Through the use of 197 spectro-photometric time series spectra from the Nearby Supernova factory it is possible to measure the time evolution of spectral features in these objects. This unique data set allows us to look for new behaviors. We find two narrow wavelength regions that for some of the sample show a near constant flux over a period of several days. About half of the sample show this plateau behavior in the wavelength region from $6125$~\AA\ to $6200$~\AA\ around 20 days after maximum light, the rest of the sample show either no plateau or a slow linear decline in flux over the same time period. The groups that show either a plateau or linear decline can be separated from the objects not showing a plateau like behavior. The presence of this plateau feature are associated with a stronger secondary maximum in the $I$ and $R$ bands and higher absolute magnitudes. The other region found to show this plateau behavior occurs in the wavelength region between $6800$~\AA\ and $7000$~\AA\ about 20 days after maximum light. This plateau is a feature of most of the supernova in the sample. Using a set of existing PHOENIX synthetic spectral time series, we looked for the same behavior found in the observational data. From this model data we argue that the plateaus found in this work are likely related to the ionization behavior of Fe~II/Fe~III over time.

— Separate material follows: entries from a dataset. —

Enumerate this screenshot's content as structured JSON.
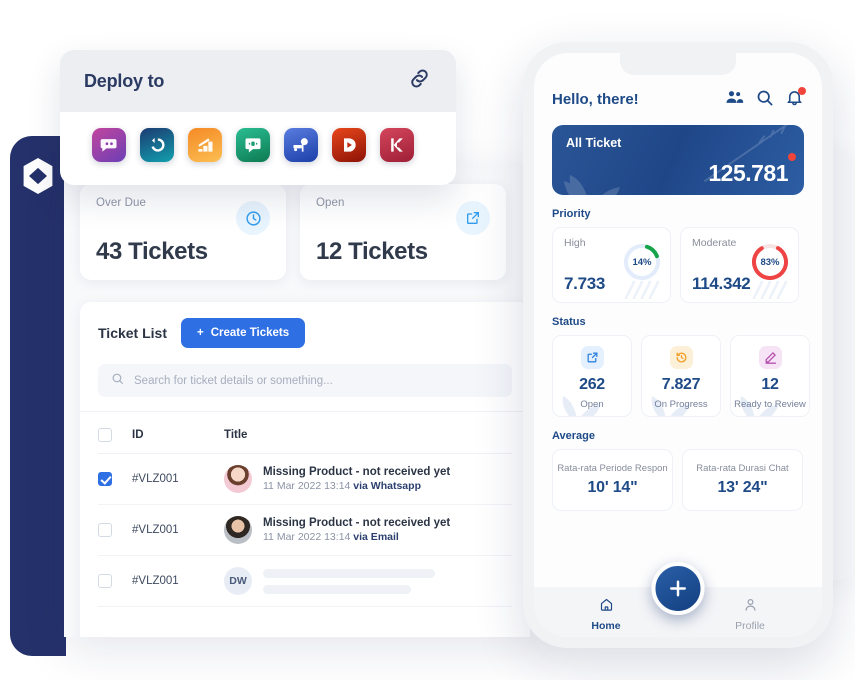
{
  "brand": {
    "logo_icon": "hexagon-logo",
    "navy": "#25316a",
    "blue": "#2f6fe4",
    "deep_blue": "#1e4a87",
    "red": "#f0453a",
    "green": "#16a34a"
  },
  "deploy": {
    "title": "Deploy to",
    "link_icon": "link-chain-icon",
    "apps": [
      {
        "name": "chatbot-app",
        "icon": "chat-robot-icon",
        "c1": "#c2459e",
        "c2": "#6b3fb5"
      },
      {
        "name": "redash-app",
        "icon": "circle-arrow-icon",
        "c1": "#1c3b72",
        "c2": "#12a0ad"
      },
      {
        "name": "analytics-app",
        "icon": "stairs-arrow-icon",
        "c1": "#f58a26",
        "c2": "#fbbe52"
      },
      {
        "name": "livechat-app",
        "icon": "speech-bubble-icon",
        "c1": "#2bbd92",
        "c2": "#0d7a52"
      },
      {
        "name": "telemarket-app",
        "icon": "megaphone-icon",
        "c1": "#5a7de0",
        "c2": "#1b3ea8"
      },
      {
        "name": "dialog-app",
        "icon": "d-letter-icon",
        "c1": "#e8471a",
        "c2": "#8c1206"
      },
      {
        "name": "kommo-app",
        "icon": "k-letter-icon",
        "c1": "#d4465c",
        "c2": "#9e1f36"
      }
    ]
  },
  "dashboard": {
    "stats": [
      {
        "label": "Over Due",
        "value": "43 Tickets",
        "icon": "clock-icon"
      },
      {
        "label": "Open",
        "value": "12 Tickets",
        "icon": "external-link-icon"
      }
    ],
    "list_title": "Ticket List",
    "create_label": "Create Tickets",
    "create_plus": "+",
    "search_placeholder": "Search for ticket details or something...",
    "search_value": "",
    "search_icon": "search-icon",
    "columns": [
      "ID",
      "Title"
    ],
    "rows": [
      {
        "checked": true,
        "id": "#VLZ001",
        "avatar": "av1",
        "initials": "",
        "title": "Missing Product - not received yet",
        "meta": "11 Mar 2022 13:14 ",
        "channel": "via Whatsapp",
        "skeleton": false
      },
      {
        "checked": false,
        "id": "#VLZ001",
        "avatar": "av2",
        "initials": "",
        "title": "Missing Product - not received yet",
        "meta": "11 Mar 2022 13:14 ",
        "channel": "via Email",
        "skeleton": false
      },
      {
        "checked": false,
        "id": "#VLZ001",
        "avatar": "avi",
        "initials": "DW",
        "title": "",
        "meta": "",
        "channel": "",
        "skeleton": true
      }
    ]
  },
  "phone": {
    "greeting": "Hello, there!",
    "header_icons": [
      {
        "name": "people-group-icon"
      },
      {
        "name": "search-icon"
      },
      {
        "name": "bell-notification-icon"
      }
    ],
    "all_ticket": {
      "label": "All Ticket",
      "value": "125.781",
      "badge": "dot"
    },
    "priority": {
      "heading": "Priority",
      "cards": [
        {
          "label": "High",
          "value": "7.733",
          "percent": "14%",
          "percent_num": 14,
          "color": "#16a34a"
        },
        {
          "label": "Moderate",
          "value": "114.342",
          "percent": "83%",
          "percent_num": 83,
          "color": "#ef4444"
        }
      ]
    },
    "status": {
      "heading": "Status",
      "cards": [
        {
          "label": "Open",
          "value": "262",
          "icon": "external-link-icon",
          "bg": "#e4f0fd",
          "fg": "#2f82e0"
        },
        {
          "label": "On Progress",
          "value": "7.827",
          "icon": "history-clock-icon",
          "bg": "#fdf0d8",
          "fg": "#f0a029"
        },
        {
          "label": "Ready to Review",
          "value": "12",
          "icon": "pencil-icon",
          "bg": "#f7e3f6",
          "fg": "#b855b0"
        }
      ]
    },
    "average": {
      "heading": "Average",
      "cards": [
        {
          "label": "Rata-rata Periode Respon",
          "value": "10' 14\""
        },
        {
          "label": "Rata-rata Durasi Chat",
          "value": "13' 24\""
        }
      ]
    },
    "tabs": [
      {
        "label": "Home",
        "icon": "home-icon",
        "active": true
      },
      {
        "label": "Profile",
        "icon": "person-icon",
        "active": false
      }
    ],
    "fab": {
      "icon": "plus-icon",
      "label": "+"
    }
  }
}
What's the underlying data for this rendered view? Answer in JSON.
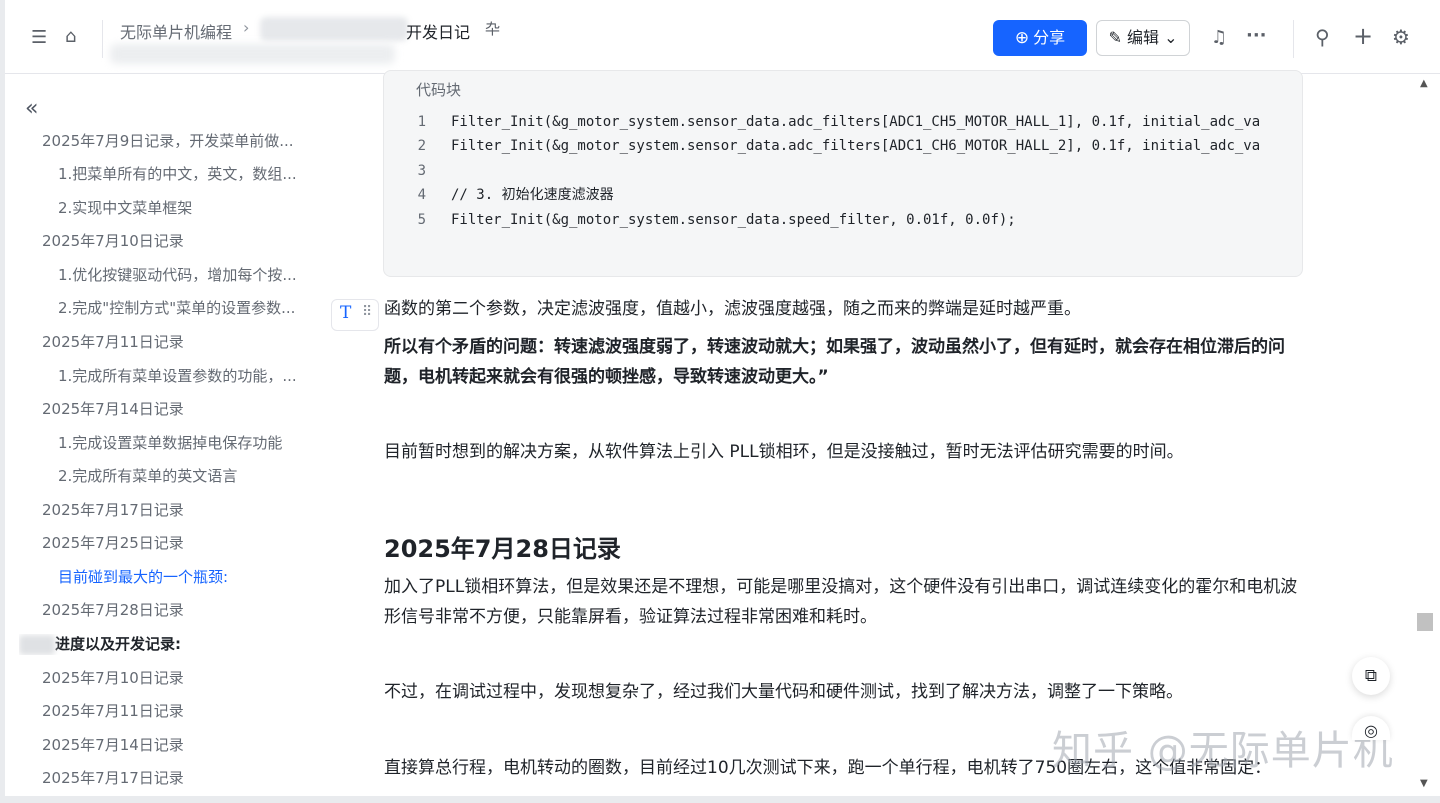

One proposed progenitor path of SNe~Ia is non-violently merging double white dwarf systems. There is some indication that the mass ratio of the merging system may result in different outcomes. This work takes the quasi-hydrostatic state output of a 3D spherical particle hydrodynamic (SPH) simulation of three different merging white dwarf systems and models the initial viscous evolution with FLASH, a hydrodynamic simulation code. The three merging systems start with varied mass ratios from 0.55 to 1. The FLASH code was run in 2.5D with a simplified magnetic field to supply viscosity for about 100 seconds with a grid spacing on the order of 10 km. This fine grid allows us to look for potential carbon ignition points in the relaxing merged system. We find that none of these mergers blow a substantial wind or show significant mass loss. We find heating on the interface between the lower mass outer region and the higher mass central star, as well as along the rotation axis in the central region. None of the heated regions reached carbon ignition conditions in the simulated time.